An indication I’m getting close to Indiana: a nonreturnable Coke bottle. Bought outside the state. It's no good to me so I leave it. I’m not out there to pick up trash, at least not just any trash. Anyway, many of you know my philosophy about garbage. If we humans made it, it’s either all garbage or none of it is. It’s all litter. Or all not. An empty plastic bottle, a barbed wire fence, a Methodist church, a telephone pole, a mailbox, a chunk of asphalt, a manhole cover, an American flag hanging limply, a police car, a gas station, a hospital. Junk, relics, litter, things of value, things of no value? Send them all to Mars. Send planet Earth to Mars.

I pass another factory with an empty parking lot, whose name seems to be “NO TRESPASSING. All Visitors Must Report to Office."

This relatively short and uneventful journey comes to an end, as I slip through a hole in the fence and walk over to the campsite where the Wagon Queen Family Truckster awaits.

3 comments:

Billie Bob said...

I just got in from the coast, so I caught up on your week. Nice writing...

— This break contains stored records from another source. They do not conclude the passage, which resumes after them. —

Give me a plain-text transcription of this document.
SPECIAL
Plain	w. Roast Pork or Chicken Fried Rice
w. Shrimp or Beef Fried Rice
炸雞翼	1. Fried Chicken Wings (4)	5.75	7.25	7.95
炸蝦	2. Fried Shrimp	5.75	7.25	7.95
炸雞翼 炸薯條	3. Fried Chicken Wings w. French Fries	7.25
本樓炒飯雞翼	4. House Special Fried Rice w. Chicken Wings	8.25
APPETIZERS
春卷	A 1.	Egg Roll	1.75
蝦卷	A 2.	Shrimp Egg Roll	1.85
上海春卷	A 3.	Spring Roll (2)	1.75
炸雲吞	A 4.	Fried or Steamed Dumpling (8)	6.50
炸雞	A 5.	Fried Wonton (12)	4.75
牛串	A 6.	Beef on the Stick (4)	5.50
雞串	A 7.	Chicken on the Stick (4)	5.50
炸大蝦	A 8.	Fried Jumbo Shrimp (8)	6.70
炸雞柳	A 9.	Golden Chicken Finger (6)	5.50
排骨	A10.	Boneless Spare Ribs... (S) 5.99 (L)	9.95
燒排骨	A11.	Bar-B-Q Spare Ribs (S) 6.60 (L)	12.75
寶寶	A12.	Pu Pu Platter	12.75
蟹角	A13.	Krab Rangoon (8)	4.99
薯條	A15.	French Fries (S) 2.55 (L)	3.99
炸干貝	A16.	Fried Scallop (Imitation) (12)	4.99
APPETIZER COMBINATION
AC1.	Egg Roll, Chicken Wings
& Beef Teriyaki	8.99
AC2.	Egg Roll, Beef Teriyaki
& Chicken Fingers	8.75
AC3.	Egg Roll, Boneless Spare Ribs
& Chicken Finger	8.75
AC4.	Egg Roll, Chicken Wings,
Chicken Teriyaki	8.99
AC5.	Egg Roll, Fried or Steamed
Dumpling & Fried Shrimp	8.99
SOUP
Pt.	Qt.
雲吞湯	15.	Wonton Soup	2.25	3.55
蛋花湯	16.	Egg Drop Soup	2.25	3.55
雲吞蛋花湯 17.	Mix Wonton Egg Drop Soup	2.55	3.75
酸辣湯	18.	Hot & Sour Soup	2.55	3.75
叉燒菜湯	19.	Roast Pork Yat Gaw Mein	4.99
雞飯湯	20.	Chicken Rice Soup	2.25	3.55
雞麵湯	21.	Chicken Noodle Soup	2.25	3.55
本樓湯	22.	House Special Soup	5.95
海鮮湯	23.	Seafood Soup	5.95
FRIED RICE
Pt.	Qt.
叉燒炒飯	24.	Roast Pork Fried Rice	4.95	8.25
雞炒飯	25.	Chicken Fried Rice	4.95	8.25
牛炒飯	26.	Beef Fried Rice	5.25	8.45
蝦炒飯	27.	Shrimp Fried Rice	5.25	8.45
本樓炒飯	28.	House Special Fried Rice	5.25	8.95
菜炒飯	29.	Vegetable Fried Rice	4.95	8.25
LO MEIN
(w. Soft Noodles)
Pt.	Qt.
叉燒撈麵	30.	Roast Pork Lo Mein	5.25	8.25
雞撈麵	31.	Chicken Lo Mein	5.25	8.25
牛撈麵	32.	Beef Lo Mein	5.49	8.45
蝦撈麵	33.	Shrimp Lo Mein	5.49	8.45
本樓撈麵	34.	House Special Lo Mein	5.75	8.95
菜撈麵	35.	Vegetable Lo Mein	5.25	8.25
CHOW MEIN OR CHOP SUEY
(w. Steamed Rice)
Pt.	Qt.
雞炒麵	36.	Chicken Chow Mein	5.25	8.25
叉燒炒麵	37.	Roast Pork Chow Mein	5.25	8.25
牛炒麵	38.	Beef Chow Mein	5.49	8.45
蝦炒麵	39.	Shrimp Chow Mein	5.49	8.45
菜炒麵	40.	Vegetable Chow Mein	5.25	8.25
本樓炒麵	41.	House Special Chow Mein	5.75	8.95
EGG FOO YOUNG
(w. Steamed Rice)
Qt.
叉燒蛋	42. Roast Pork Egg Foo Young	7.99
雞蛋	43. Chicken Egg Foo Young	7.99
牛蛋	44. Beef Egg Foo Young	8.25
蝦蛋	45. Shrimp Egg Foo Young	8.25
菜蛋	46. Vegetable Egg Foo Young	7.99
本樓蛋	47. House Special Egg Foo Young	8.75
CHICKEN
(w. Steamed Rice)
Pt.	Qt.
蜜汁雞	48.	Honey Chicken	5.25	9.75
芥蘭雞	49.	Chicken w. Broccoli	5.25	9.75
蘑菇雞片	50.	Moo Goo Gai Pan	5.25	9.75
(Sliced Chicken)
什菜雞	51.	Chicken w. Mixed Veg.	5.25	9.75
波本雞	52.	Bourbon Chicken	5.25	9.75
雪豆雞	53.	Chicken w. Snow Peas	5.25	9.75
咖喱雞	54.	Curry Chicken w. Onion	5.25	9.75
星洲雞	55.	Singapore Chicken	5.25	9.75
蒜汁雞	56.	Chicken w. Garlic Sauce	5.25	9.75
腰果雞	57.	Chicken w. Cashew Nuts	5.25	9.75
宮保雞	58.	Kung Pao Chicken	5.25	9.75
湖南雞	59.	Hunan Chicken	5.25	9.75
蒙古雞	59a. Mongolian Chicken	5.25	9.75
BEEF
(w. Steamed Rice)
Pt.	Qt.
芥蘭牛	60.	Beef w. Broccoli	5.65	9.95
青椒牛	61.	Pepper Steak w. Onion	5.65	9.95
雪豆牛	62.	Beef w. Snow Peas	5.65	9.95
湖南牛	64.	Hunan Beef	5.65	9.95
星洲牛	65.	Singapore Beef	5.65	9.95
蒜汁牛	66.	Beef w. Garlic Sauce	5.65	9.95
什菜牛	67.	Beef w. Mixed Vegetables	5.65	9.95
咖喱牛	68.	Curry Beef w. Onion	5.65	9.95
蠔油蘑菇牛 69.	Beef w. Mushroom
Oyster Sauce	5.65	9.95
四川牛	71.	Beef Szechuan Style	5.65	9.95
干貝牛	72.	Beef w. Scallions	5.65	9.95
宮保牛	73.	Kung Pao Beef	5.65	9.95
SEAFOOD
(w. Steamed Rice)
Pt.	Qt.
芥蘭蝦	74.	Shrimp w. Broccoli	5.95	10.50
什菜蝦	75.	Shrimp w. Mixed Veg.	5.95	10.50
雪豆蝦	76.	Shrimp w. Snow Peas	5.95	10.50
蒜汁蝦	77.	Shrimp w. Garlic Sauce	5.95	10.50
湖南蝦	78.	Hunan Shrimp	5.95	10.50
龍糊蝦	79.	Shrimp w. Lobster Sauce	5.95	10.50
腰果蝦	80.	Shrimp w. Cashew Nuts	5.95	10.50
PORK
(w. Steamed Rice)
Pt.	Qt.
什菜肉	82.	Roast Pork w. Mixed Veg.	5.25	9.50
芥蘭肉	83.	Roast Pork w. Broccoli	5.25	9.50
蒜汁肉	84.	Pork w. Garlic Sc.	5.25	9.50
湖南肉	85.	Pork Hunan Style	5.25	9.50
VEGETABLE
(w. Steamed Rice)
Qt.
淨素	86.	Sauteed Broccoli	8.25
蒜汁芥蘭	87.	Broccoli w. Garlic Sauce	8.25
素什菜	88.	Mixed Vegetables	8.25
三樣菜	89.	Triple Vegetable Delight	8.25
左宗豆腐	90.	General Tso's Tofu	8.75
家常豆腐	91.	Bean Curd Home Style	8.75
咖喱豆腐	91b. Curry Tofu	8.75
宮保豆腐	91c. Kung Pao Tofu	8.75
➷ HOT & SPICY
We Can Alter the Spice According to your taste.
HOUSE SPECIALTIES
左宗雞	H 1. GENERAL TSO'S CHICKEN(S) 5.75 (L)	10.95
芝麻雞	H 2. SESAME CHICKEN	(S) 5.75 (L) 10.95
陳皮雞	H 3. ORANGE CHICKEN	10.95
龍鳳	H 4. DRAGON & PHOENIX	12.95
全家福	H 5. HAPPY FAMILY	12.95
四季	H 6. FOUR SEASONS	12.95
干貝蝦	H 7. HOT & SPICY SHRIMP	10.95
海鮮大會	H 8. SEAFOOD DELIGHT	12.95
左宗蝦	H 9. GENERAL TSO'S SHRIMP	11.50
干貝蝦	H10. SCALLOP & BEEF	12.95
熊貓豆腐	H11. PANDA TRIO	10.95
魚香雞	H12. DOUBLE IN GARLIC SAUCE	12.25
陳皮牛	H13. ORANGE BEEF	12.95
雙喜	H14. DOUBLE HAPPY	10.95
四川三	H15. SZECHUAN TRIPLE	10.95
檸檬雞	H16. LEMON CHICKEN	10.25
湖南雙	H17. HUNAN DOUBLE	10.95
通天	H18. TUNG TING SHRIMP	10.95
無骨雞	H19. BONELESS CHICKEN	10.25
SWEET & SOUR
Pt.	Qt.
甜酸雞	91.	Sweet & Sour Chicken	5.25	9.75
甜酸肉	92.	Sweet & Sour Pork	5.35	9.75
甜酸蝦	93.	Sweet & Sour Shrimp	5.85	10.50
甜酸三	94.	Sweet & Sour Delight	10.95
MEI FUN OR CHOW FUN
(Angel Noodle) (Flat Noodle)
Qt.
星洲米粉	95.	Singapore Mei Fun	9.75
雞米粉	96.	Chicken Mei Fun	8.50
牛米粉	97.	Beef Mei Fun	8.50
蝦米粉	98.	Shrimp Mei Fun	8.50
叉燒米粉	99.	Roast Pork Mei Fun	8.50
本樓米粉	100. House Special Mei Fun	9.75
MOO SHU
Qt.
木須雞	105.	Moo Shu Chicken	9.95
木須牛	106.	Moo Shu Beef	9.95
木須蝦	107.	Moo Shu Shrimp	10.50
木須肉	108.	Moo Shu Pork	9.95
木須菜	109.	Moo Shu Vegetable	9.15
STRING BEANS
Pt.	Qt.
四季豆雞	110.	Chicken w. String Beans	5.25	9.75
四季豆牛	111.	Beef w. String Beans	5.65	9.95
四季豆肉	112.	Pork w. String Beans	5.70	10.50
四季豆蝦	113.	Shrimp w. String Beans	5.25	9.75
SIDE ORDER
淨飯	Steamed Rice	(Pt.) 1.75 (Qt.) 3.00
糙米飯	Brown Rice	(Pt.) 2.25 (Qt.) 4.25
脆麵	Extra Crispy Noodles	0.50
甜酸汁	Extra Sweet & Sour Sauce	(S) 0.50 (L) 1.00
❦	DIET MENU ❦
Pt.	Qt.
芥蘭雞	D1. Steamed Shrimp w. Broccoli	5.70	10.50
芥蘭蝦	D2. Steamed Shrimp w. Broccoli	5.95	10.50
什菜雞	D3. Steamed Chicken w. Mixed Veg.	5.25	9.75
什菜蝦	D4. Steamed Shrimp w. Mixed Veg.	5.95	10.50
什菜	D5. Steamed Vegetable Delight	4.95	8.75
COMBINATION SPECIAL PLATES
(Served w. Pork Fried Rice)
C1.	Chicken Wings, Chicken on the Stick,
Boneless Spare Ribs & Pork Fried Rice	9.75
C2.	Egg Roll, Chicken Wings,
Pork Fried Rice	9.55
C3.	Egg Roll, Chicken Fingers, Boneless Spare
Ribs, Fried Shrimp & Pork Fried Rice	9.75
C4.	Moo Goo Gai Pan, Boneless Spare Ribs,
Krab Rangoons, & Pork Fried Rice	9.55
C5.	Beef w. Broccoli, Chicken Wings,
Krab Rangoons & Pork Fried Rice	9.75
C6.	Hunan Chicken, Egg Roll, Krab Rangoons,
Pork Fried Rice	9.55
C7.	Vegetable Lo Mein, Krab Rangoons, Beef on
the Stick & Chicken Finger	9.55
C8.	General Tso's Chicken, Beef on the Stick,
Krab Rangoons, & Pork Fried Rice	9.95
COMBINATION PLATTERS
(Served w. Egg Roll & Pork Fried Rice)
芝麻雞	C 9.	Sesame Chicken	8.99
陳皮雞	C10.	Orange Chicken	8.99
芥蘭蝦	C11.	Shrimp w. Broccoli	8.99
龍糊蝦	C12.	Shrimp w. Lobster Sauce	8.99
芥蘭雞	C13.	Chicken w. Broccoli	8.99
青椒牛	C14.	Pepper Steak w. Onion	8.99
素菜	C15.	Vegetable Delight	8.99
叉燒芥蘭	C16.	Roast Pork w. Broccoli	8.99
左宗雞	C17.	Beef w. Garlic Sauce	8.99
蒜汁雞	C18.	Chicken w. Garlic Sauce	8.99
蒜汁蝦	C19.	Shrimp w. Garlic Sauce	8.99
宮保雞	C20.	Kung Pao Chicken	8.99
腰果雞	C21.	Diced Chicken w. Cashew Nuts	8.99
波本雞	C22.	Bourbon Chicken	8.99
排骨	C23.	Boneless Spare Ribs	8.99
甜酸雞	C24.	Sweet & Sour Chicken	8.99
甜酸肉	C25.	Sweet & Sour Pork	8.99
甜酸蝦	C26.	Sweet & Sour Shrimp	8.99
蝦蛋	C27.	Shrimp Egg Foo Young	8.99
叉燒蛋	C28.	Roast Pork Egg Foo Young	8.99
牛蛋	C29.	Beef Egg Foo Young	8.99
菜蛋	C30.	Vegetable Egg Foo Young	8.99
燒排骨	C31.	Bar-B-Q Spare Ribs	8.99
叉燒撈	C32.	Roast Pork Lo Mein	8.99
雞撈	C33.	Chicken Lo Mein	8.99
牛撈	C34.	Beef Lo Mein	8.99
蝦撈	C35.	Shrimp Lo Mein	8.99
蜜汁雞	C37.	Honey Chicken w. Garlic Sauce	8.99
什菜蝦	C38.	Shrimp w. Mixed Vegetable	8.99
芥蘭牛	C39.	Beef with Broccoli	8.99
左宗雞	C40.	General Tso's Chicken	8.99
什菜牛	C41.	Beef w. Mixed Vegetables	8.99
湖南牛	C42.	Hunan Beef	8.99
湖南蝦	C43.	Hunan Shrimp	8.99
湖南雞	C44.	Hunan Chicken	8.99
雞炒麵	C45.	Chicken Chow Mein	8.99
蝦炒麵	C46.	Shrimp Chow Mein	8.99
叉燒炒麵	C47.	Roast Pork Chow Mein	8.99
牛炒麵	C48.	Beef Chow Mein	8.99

I hope the aches and pains disappear with the new shoes.

Anonymous said...

On the ride from the train station in Strasburg, (France) thought of you when I spotted a restaurant advertising Italian-Indian food. The house along the Cathedral where my ancestors had been hatters is now a fast-food döner joint. Do you have those? At work, I knew a sound technician whose colleagues told me about the wonderful couscous his wife made because she was Moroccan. Other colleagues told me about the great Vietnamese food the guy's wife cooked because she was Vietnamese. I started wondering how many wives Pascal had. Well, only one but she was half-Moroccan half-Vietnamese. They actually opened a restaurant offering both specialties but they were in the sticks and he ended up having to go back to being a sound technician. Did you know France has the highest number of inter-ethnic marriages in Western industrialized countries?
Cousine S

Peter Teeuwissen said...

Didn't know that. Including the US? (We are more or less industrialized, I guess, if you count China as part of the country.)
Speaking of that, this evening I stopped to get gas and when I was inside I started talking to the couple who ran the place. She's Pakistani and he's Colombian. They each have kids from before this marriage, in both coutries. They spoke Spanish to each other.